This Greek word is similar to French gant, Italian guanto, Spanish guante. Without a doubt it is a Romanic loanword.
As a matter of fact, English 'gauntlet' comes from French gantelet, derived from gant.
Lots of loan-words get an -ι tacked onto them in order to make them inflectable in Greek -- especially Turkish ones (e.g. cam "glass (material)" = τζάμι, dolap "cupboard" = ντουλάπι, etc.).
We've just learned "Εγώ έχω τους σκούφους", so I was expecting the accusative here. Is that the accusative in neutral gender? Can someone clarify please?
In all Indo-European languages (as far as I know), the accusative of neuter words is the same as the nominative.

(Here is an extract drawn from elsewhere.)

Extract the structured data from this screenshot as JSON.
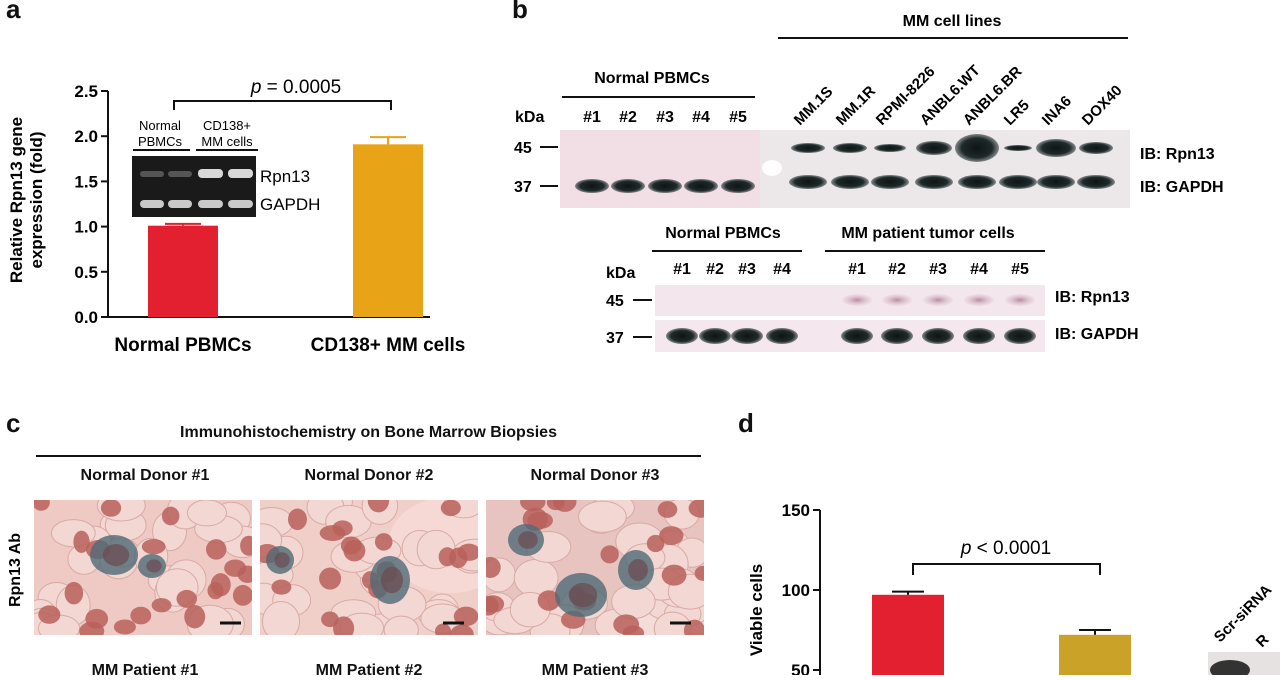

That's true at least in Russian, Slovak, Greek (Ancient and Modern), Latin, German -- and even English has masculine "he/him" and feminine "she/her" but neuter "it/it" with no distinction between nominative and accusative in the neuter gender.
Thus το γάντι is in the accusative case here (which looks exactly like the nominative case).
Clothes, hmm, fashion etc, French mostly :) It seems the word came to Greece in the 19th century, the local costumes never included gloves as a part of them, so search who was making fashion those years.
Either of "ghandi" or "ghadi".
The first sound is not a velar stop "g" (IPA /ɡ/) but a velar fricative "gh" (IPA /ɣ/).
Wȟether to use "nd" or "d" doesn't make a difference; it depends on the speaker. I use "nd" between vowels but "d" at the beginning of a word for ντ; some speakers use "d" everywhere, or use either sound interchangeably, maybe even in the same sentence.
When I first saw my name transcribed into Greek Ντουερντοθ, I said: That's not my name! I very quickly learned that it was.
Another one is αντίο, which to me is the Greek version of Spanish adio. The pronunciation seems to be more often andio than adio.